Contributed by: Seth J. Chandler (March 2011)
Open content licensed under CC BY-NC-SA


Snapshots


Details

Snapshot 1: Sometimes the existence of dual‐limit policies does not reduce the cost of accidents.

Snapshot 2: Under the circumstances present here, if the insured is forced to purchase a single‐limit policy, it purchases a policy that protects it fully against Lawsuit B and that incidentally protects it against Lawsuit A. If it could purchase a dual‐limit policy, however, it would purchase one that protects it against Lawsuit A and that provides no protection against Lawsuit B.

Snapshot 3: Sometimes, the ability to purchase a dual-limit policy can create high-percentage savings in the cost of accidents.

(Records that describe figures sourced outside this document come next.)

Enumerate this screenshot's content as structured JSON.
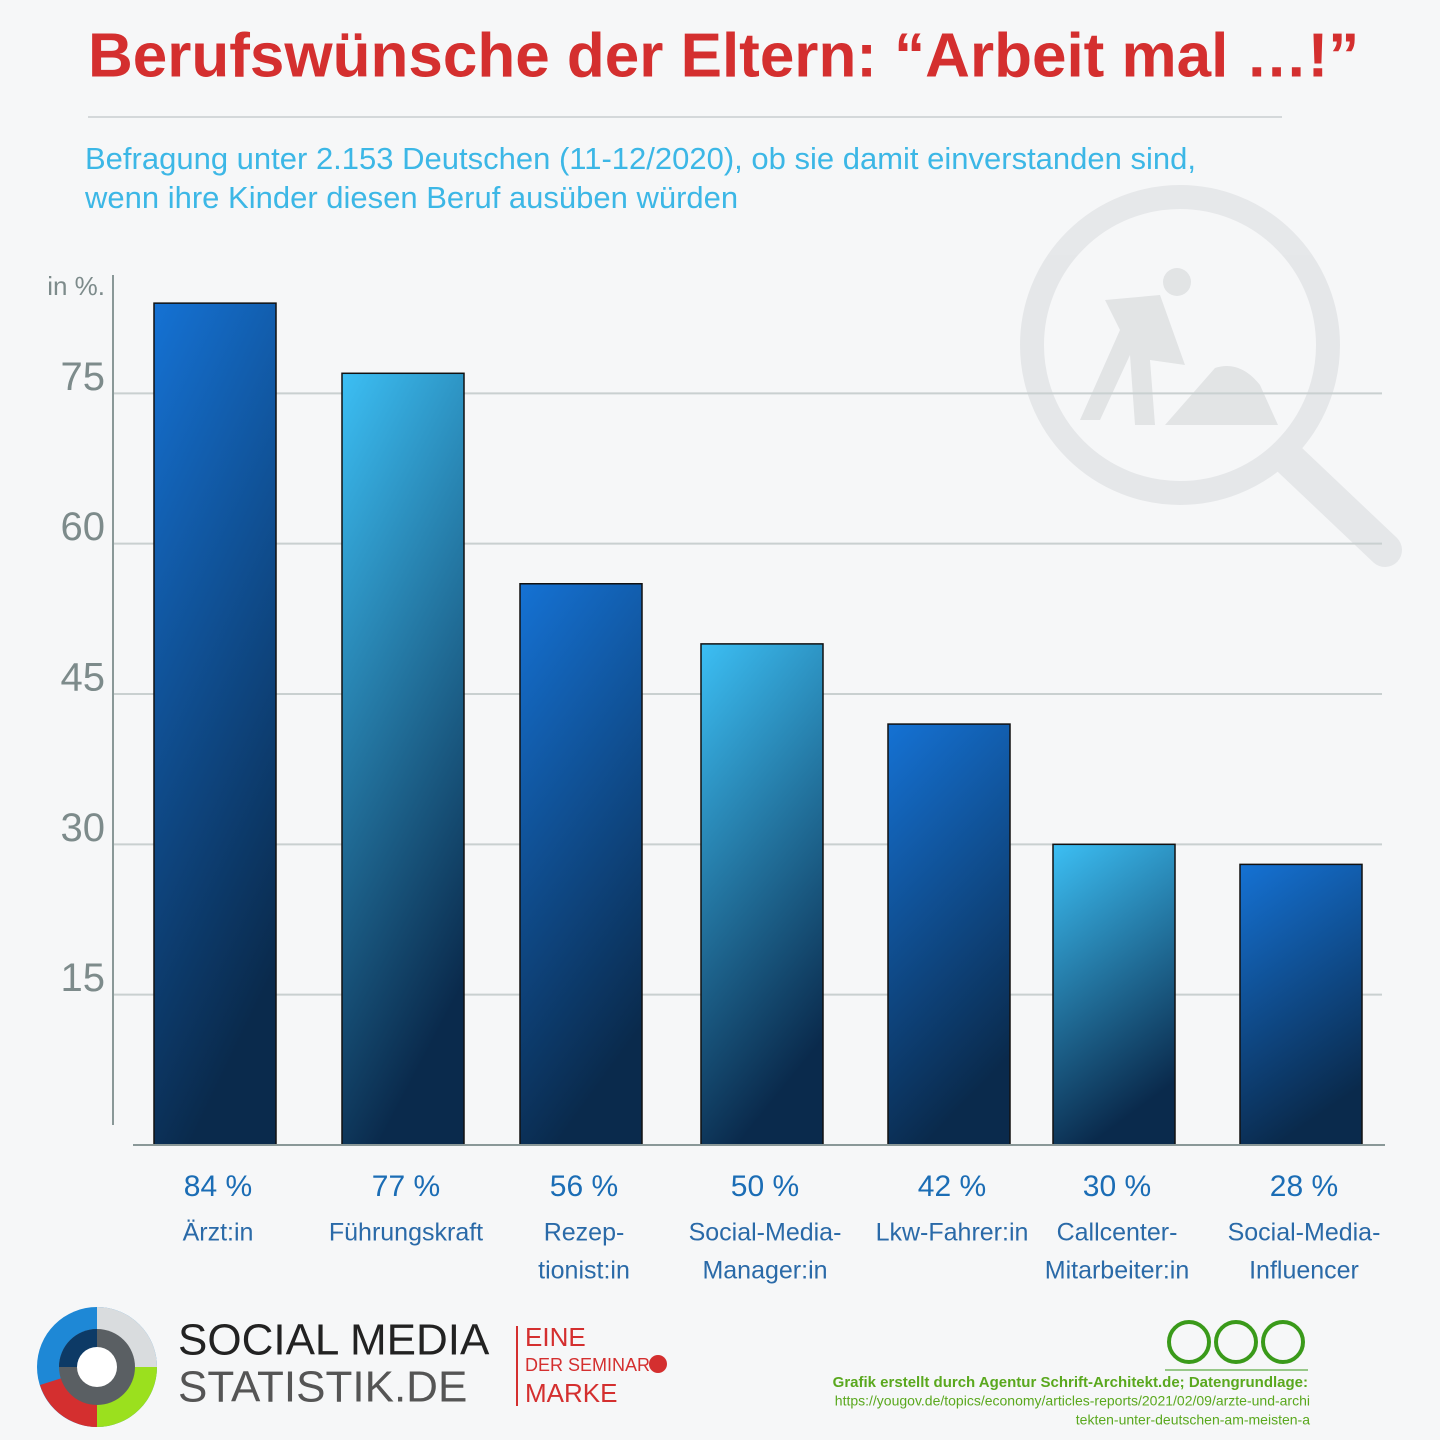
{
  "chart_data": {
    "type": "bar",
    "title": "Berufswünsche der Eltern: “Arbeit mal …!”",
    "subtitle": [
      "Befragung unter 2.153 Deutschen (11-12/2020), ob sie damit einverstanden sind,",
      "wenn ihre Kinder diesen Beruf ausüben würden"
    ],
    "y_unit": "in %.",
    "categories": [
      [
        "Ärzt:in"
      ],
      [
        "Führungskraft"
      ],
      [
        "Rezep-",
        "tionist:in"
      ],
      [
        "Social-Media-",
        "Manager:in"
      ],
      [
        "Lkw-Fahrer:in"
      ],
      [
        "Callcenter-",
        "Mitarbeiter:in"
      ],
      [
        "Social-Media-",
        "Influencer"
      ]
    ],
    "values": [
      84,
      77,
      56,
      50,
      42,
      30,
      28
    ],
    "value_labels": [
      "84 %",
      "77 %",
      "56 %",
      "50 %",
      "42 %",
      "30 %",
      "28 %"
    ],
    "colors": [
      "#1572d4",
      "#3cbff4",
      "#1572d4",
      "#3cbff4",
      "#1572d4",
      "#3cbff4",
      "#1572d4"
    ],
    "gradient_end": "#0a2a4c",
    "ylim": [
      0,
      90
    ],
    "yticks": [
      15,
      30,
      45,
      60,
      75
    ],
    "grid": true
  },
  "footer": {
    "brand": [
      "SOCIAL MEDIA",
      "STATISTIK.DE"
    ],
    "seminar": [
      "EINE",
      "DER SEMINAR",
      "MARKE"
    ],
    "credit": "Grafik erstellt durch Agentur Schrift-Architekt.de; Datengrundlage:",
    "source": [
      "https://yougov.de/topics/economy/articles-reports/2021/02/09/arzte-und-archi",
      "tekten-unter-deutschen-am-meisten-a"
    ]
  }
}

The model assumes that each of the identified outcomes is equally probable, except for the "no‐lawsuit" outcome, the probability of which can be set by the user. One computes the cost of accidents by finding the expected utility of the insured given the outcome distribution, the insurance-modified wealth of the insured following each outcome, the user-specified risk aversion of the insured, the user‐specified initial wealth of the insured and the user-specified wealth that will survive bankruptcy. The insurance-modified wealth is determined in part by the insurer's obligation to pay damages on behalf of the insured and in part of the premium charged by the insurer, which is computed to be the amount needed to have the insurer break even. The cost of accidents is equal to the difference between the initial wealth of the insured and the amount of wealth which, if held with absolute certainty, would yield the insured the same utility as their expected utility under the computation just described.